I received an email this morning from a client asking whether or not they could add a bipod to their pistol without making it an AOW.
As I have pointed out on more than one occasion, the answer to almost any legal question is “maybe” and that is certainly the case here.
There is no ATF regulation directly on point to the ‘bipod’ question but that does not mean that we are done with our analysis.
Let’s start with some basic rules:
1) Adding a vertical foregrip to a ‘pistol’ makes it an AOW subject to NFA regulation. See the Franklin Armory letter below.
2) If the pistol has an overall length greater than 26 inches then you can add a vertical foregrip and convert the ‘pistol’ to a ‘firearm’ in the eyes of the ATF without it being considered an AOW. This is also covered in the Franklin Armory letter.
For purposes of this analysis, I am going to assume that we are dealing with a pistol that has an overall length less than 26 inches.
Now we turn to the question of whether or not a bipod can be considered a ‘vertical foregrip’ for purposes of applying rule #1 above.
As my client pointed out in his email, the Ruger Charger 10/22 pistol comes from the factory with a bipod and is not classified as an AOW. Therefore we do know that at least some types of bipods are allowable.
But does this hold true for all bipods? No it does not.
The most obvious example of a bipod that would be considered to also be a vertical foregrip is the aptly named Grip Pod pictured below.
This is a bipod that can also serve as a vertical foregrip and therefore would cause a pistol to which it was attached to be considered an AOW.
But not all examples are so clear-cut. While we do not have a detailed ruling on the issue from the ATF, if a given bipod is capable of being folded into a stable configuration approximating a vertical foregrip then I believe ATF would consider it violative of the rule against vertical foregrips.

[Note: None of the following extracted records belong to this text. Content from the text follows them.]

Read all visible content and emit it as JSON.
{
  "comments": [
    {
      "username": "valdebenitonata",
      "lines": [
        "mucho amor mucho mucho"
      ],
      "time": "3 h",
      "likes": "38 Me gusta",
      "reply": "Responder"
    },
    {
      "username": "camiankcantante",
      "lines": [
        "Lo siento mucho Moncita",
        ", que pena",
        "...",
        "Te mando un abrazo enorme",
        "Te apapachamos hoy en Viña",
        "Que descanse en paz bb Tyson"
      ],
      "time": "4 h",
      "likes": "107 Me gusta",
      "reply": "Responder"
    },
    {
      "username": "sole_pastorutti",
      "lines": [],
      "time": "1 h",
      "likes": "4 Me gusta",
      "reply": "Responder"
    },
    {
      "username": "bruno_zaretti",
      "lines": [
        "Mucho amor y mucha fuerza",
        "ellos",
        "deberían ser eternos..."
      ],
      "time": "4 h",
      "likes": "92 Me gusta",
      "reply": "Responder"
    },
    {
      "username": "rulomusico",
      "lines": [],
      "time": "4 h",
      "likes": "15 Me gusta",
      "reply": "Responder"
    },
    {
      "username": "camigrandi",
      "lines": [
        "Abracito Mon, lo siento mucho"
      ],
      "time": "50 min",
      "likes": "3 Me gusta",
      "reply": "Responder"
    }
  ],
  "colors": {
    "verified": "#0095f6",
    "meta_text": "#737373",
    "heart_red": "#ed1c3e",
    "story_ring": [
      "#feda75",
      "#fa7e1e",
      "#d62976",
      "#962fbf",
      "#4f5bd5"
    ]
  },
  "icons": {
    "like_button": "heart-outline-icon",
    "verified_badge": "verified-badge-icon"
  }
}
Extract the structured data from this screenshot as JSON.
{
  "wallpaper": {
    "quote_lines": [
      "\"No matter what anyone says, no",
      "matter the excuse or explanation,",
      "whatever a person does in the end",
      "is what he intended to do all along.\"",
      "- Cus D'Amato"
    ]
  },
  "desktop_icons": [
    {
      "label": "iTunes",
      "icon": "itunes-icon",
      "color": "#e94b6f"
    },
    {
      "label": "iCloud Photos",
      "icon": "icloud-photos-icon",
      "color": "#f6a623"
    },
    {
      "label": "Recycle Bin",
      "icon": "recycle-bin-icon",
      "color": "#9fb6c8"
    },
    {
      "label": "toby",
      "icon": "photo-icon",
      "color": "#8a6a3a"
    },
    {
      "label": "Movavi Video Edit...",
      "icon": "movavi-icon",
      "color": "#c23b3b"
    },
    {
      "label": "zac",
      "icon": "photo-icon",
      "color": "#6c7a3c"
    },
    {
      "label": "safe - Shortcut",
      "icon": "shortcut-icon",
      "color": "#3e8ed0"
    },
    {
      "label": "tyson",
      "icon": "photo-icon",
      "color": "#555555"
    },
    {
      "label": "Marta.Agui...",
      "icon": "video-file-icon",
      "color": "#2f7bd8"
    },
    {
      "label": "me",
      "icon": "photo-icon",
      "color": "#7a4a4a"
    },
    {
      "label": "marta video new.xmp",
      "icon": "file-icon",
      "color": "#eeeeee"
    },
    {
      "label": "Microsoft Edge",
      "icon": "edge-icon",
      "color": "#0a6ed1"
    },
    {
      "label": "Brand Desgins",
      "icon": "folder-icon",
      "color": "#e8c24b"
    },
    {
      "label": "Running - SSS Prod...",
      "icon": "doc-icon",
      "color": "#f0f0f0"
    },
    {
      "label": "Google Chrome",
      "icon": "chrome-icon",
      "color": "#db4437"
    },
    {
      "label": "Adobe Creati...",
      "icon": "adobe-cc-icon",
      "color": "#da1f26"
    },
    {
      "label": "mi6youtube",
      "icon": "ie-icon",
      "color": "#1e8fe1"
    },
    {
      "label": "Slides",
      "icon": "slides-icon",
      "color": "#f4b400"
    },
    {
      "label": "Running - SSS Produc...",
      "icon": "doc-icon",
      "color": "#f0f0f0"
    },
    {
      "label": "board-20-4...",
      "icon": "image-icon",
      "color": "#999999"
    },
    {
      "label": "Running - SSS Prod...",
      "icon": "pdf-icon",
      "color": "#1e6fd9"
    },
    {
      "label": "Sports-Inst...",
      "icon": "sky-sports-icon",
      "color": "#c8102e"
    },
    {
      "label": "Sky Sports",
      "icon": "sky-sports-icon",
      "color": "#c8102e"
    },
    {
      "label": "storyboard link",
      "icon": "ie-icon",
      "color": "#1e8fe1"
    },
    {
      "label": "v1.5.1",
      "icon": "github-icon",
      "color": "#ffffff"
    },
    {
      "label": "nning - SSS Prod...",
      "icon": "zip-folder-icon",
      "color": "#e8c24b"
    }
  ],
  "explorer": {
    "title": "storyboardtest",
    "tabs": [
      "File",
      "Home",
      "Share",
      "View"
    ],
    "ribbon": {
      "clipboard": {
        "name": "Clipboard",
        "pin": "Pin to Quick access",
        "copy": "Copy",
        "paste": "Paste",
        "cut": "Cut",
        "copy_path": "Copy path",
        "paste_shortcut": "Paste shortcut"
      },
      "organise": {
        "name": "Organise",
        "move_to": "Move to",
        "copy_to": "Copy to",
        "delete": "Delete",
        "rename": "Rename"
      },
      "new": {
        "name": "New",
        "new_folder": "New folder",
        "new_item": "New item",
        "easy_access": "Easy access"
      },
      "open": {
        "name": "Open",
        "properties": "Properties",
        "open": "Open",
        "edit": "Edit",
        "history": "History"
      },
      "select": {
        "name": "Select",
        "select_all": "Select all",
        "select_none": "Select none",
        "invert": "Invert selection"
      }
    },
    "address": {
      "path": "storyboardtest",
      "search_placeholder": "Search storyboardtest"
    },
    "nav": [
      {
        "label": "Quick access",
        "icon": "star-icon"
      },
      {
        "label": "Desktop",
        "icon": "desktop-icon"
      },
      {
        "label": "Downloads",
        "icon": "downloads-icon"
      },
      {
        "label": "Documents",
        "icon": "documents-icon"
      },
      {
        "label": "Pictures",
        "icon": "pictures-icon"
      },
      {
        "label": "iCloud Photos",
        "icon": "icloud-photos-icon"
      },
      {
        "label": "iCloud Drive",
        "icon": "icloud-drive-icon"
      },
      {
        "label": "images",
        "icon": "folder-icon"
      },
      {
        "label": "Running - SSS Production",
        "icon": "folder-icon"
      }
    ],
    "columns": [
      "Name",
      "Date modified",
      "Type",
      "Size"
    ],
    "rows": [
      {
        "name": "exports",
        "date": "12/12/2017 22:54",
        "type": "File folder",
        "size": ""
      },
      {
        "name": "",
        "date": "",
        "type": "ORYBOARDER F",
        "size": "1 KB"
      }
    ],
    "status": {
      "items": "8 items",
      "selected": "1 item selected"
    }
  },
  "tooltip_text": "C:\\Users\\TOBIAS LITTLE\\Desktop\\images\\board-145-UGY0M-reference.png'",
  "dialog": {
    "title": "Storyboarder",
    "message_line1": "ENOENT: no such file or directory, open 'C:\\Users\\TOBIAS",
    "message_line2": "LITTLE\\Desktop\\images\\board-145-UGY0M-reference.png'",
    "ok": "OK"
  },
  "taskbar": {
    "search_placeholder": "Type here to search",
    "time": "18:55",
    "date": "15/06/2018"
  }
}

Finally, I believe that ATF would probably apply the same logic from the stabilizing brace issue to this question. In that case, the ATF held that “[s]ince the pistol stabilizing brace was neither ‘designed’ nor approved to be used as a shoulder stock, use as a shoulder stock constitutes a ‘redesign’ of the device because a possessor has changed the very function of the item.”
As applied here, I can easily see them holding that “Since the bipod was neither ‘designed’ nor approved to be used as a vertical foregrip, use as a vertical foregrip constitutes a ‘redesign’ of the device because a possessor has changed the very function of the item.”
So … where does that leave us?
I believe the best summary would be as follows:
Use of any bipod that has a built in grip or the capability to be folded into a stable configuration approximating a vertical foregrip would potentially expose the owner to a charge of violating the NFA. The same would probably be true of any person who uses an otherwise legal bipod as a vertical foregrip despite its intended purposes and design.
Outside of those two broad categories, a bipod is perfectly legal for use on a pistol.